February 03, 2017
February 03, 2017
This week the Texas Supreme Court made no grants, but issued three opinions. The Court’s opinion dealing with attorney-client privilege in the context of the Texas Public Information Act is of particular interest.
Attorney General Ken Paxton v. City of Dallas – 15-0073:
The principle issue in this case is whether attorney-client privilege constitutes a compelling reason to rebut the public-disclosure presumption arising by the failure to meet the 10-day deadline under Section 552.302 of the Texas Public Information Act.
In this case, the City of Dallas received 2 public-information requests but failed to make a timely request an attorney general opinion affirming the City’s decision that the information requested is not subject to disclosure. The Attorney General ruled that attorney-client privilege did not constitute a compelling reason to withhold the request sufficient to rebut the public-disclosure presumption. In the trial-court proceedings that followed, one court agreed with the Attorney General and held that the City did not have a compelling reason to withhold the information. The other court held that the information was protected from public disclosure because attorney-client privilege is a compelling reason. These cases were appealed to the Thirteenth Court of Appeals and the Third Court of Appeals, respectively.
The Thirteenth Court of Appeals reversed the trial court’s holding that attorney-client privilege was not a compelling reason to rebut the public-disclosure presumption. The Third Court of Appeals affirmed the trial court’s holding that attorney-client privilege is a compelling reason to withhold information.

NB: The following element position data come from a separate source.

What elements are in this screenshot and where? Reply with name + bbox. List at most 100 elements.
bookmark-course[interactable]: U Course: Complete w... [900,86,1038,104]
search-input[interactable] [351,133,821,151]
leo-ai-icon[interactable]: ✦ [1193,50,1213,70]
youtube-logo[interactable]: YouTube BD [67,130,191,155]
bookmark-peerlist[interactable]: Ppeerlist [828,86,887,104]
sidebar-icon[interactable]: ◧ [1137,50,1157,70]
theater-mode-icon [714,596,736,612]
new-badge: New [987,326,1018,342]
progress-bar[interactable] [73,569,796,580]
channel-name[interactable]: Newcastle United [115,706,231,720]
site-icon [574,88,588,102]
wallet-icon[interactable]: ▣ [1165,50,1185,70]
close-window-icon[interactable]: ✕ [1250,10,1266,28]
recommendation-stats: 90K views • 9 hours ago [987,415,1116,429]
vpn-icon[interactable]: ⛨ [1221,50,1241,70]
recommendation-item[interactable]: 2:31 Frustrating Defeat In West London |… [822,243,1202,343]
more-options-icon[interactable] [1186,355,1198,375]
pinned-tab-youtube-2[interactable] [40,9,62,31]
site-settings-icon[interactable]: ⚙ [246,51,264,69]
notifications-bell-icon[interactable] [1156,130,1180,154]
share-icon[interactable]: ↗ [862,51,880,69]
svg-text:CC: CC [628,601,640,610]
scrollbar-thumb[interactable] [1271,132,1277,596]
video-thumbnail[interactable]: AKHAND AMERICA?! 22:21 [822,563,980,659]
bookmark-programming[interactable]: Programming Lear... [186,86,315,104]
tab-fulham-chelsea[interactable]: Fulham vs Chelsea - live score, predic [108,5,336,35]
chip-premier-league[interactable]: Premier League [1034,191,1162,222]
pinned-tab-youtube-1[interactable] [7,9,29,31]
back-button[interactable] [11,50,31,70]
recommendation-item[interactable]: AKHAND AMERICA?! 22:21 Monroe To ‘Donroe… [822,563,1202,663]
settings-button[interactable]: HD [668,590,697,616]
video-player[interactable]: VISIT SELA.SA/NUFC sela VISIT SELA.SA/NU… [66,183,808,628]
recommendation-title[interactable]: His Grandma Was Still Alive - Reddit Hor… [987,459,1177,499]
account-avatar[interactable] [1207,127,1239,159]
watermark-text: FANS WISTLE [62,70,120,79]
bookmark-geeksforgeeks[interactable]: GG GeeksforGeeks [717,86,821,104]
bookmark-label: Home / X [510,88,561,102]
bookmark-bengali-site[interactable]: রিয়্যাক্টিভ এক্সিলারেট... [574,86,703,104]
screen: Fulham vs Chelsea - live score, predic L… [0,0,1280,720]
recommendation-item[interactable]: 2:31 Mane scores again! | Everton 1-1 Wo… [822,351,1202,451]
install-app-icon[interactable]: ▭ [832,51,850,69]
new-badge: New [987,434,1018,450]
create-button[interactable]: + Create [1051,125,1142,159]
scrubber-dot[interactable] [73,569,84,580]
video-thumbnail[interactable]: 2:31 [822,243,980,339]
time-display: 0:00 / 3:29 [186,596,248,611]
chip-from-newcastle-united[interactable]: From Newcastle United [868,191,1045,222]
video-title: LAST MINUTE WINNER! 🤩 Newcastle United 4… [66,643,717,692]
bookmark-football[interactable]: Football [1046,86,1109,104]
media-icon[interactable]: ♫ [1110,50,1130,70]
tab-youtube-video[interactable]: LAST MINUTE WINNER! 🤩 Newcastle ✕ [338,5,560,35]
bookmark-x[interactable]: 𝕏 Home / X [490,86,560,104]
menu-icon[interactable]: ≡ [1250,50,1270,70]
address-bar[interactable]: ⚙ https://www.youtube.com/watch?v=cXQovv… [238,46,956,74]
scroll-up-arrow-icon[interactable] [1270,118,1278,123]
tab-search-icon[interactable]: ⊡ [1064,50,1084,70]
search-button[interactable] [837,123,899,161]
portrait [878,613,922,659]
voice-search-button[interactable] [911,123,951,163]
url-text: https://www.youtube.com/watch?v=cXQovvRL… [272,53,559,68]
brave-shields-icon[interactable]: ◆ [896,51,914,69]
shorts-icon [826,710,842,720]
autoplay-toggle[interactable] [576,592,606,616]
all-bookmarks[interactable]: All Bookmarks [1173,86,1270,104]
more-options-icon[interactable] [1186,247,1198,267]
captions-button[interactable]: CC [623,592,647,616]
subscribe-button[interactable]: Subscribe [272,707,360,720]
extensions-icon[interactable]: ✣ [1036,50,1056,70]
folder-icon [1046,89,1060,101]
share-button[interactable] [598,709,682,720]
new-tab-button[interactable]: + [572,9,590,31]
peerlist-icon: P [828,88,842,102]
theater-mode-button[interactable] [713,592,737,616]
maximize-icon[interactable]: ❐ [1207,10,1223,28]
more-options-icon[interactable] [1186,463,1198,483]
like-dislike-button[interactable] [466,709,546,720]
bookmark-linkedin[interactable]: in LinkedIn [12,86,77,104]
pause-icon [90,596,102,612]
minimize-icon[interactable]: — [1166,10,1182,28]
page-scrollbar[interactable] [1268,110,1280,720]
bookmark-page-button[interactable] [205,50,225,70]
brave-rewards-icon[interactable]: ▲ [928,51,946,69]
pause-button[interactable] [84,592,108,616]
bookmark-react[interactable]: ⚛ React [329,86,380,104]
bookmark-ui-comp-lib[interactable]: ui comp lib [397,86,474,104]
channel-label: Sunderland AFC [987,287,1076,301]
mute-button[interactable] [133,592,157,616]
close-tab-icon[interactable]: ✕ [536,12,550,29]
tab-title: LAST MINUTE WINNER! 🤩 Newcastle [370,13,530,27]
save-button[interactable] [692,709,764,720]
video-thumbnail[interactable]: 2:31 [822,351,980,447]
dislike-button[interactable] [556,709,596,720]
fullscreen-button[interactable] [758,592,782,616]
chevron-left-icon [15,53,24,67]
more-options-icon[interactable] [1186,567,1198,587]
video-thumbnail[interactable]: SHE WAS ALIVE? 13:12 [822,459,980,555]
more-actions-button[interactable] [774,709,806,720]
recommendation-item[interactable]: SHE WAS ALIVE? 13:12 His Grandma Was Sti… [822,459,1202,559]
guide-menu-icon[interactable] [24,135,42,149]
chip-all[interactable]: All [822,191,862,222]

Reasoning that attorney-client privilege “has been a cornerstone of our legal system for nearly 500 years” and that the “interests protected and secured by the promise of confidentiality are … quintessentially imperative,” the Texas Supreme Court held that attorney-client privilege is a compelling reason to rebut the public-disclosure presumption and that failing to timely request an attorney general opinion does not waive the privilege.